Le jugement attaqué sera en conséquence réformé sur le quantum du loyer à partir du 15 juin 2010.
Sur les autres demandes
Le preneur s’est limité à user des voies de droit prévues par la loi pour que la fixation du loyer soit faite par le juge, à défaut d’accord des parties, ce qui ne saurait être considéré comme abusif, et la demande des bailleurs de dommages-intérêts pour résistance abusive a été rejetée à juste titre par le premier juge, et sa réitération le sera également par la cour.
La présente instance est exclusivement relative au renouvellement d’un bail commercial et à la fixation de son prix. C’est d’ailleurs bien ce qu’observent les bailleurs dans leur exposé des faits (page 7 de leurs conclusions) : « les demandes tendent à la fixation du prix du bail renouvelé, mais ne tendent pas à condamnation financière en tant que tel ».
Il n’y a donc pas lieu ici à prononcer condamnation à payer les loyers, ni à fixer des créances dans une procédure collective, contrairement à ce que demandent, non sans contradiction, les consorts Y / B dans le dispositif de leurs conclusions.
Chaque partie succombe partiellement en ses demandes.
Il n’y a donc pas lieu de faire application des dispositions de l’article 700 du code de procédure civile, ni en première instance, ni en appel, et chaque partie, bailleurs considérés comme une partie unique et preneur, conservera à sa charge ses propres dépens de première instance et d’appel, et paiera chacune pour moitié les frais d’expertise.
A cet égard, il convient de rappeler que les dépens ne sauraient inclure des « frais d’expertise amiable », contrairement à ce que demande la société Fram SAS.
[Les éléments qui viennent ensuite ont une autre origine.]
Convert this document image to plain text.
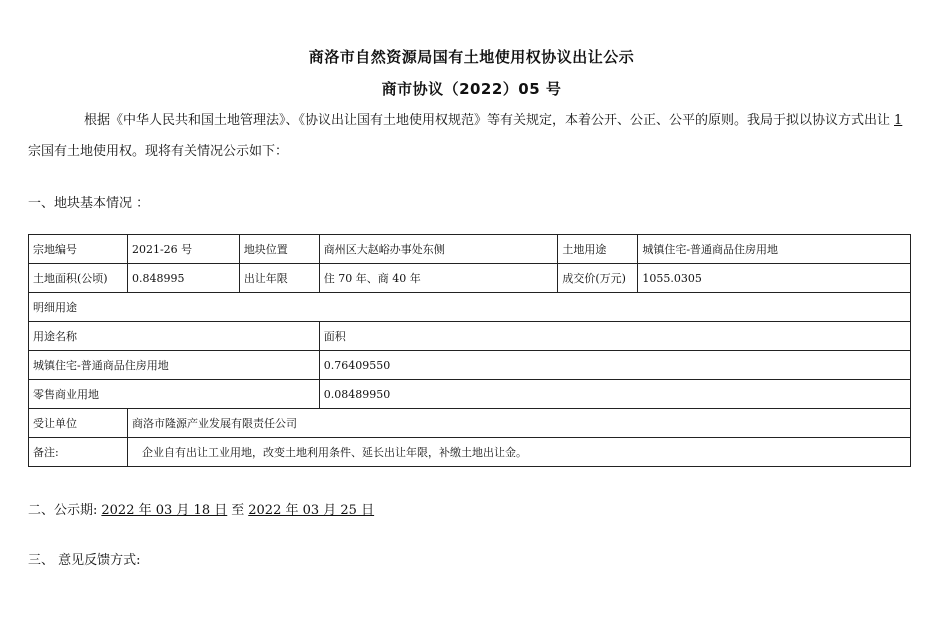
商洛市自然资源局国有土地使用权协议出让公示
商市协议（2022）05 号
根据《中华人民共和国土地管理法》、《协议出让国有土地使用权规范》等有关规定，本着公开、公正、公平的原则。我局于拟以协议方式出让 1宗国有土地使用权。现将有关情况公示如下：
一、地块基本情况 ：
宗地编号	2021-26 号	地块位置	商州区大赵峪办事处东侧	土地用途	城镇住宅-普通商品住房用地
土地面积(公顷)	0.848995	出让年限	住 70 年、商 40 年	成交价(万元)	1055.0305
明细用途					
用途名称			面积		
城镇住宅-普通商品住房用地			0.76409550		
零售商业用地			0.08489950		
受让单位	商洛市隆源产业发展有限责任公司				
备注:	企业自有出让工业用地，改变土地利用条件、延长出让年限，补缴土地出让金。				
二、公示期: 2022 年 03 月 18 日 至 2022 年 03 月 25 日
三、 意见反馈方式:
De même, la notion d’exécution provisoire n’est pas pertinente devant la cour, contrairement à ce que demande la même société Fram
SAS.
PAR CES MOTIFS
La cour, statuant publiquement, par décision réputée contradictoire, et en dernier ressort,
Sur la procédure,
Déclare irrecevable la demande des consorts Y / B tendant à voir déclarer nulle la déclaration d’appel et à déclarer l’appel irrecevable,
Dit que la procédure est régulière et n’y avoir lieu à statuer davantage,
Sur le fond,
Confirme le jugement rendu le 9 janvier 2013 par le juge des loyers commerciaux du tribunal de grande instance de Bordeaux, SAUF en ce qu’il a fixé à 48 600 euros le prix du loyer à compter du 15 juin 2010, et en ce qu’il a condamné la société Fram à payer aux consorts
Y / B la somme de 1 500 euros sur le fondement de l’article 700 du code de procédure civile et l’a condamnée aux entiers dépens,
L’infirme sur ces points, et, statuant à nouveau,
Fixe le loyer à compter du 15 juin 2010 à la somme annuelle hors taxes et hors charges de 35 640 euros,
Dit n’y avoir lieu à faire application des dispositions de l’article 700 du code de procédure civile, ni en première instance, ni en appel,
Dit que chaque partie conservera à sa charge ses propres dépens de première instance et d’appel, et paiera chacune pour moitié les frais d’expertise.
Déboute les parties de leurs demandes plus amples.
Le présent arrêt a été signé par M. Chelle, président, et par M. Goudot, greffier, auquel la minute a été remise par le magistrat signataire.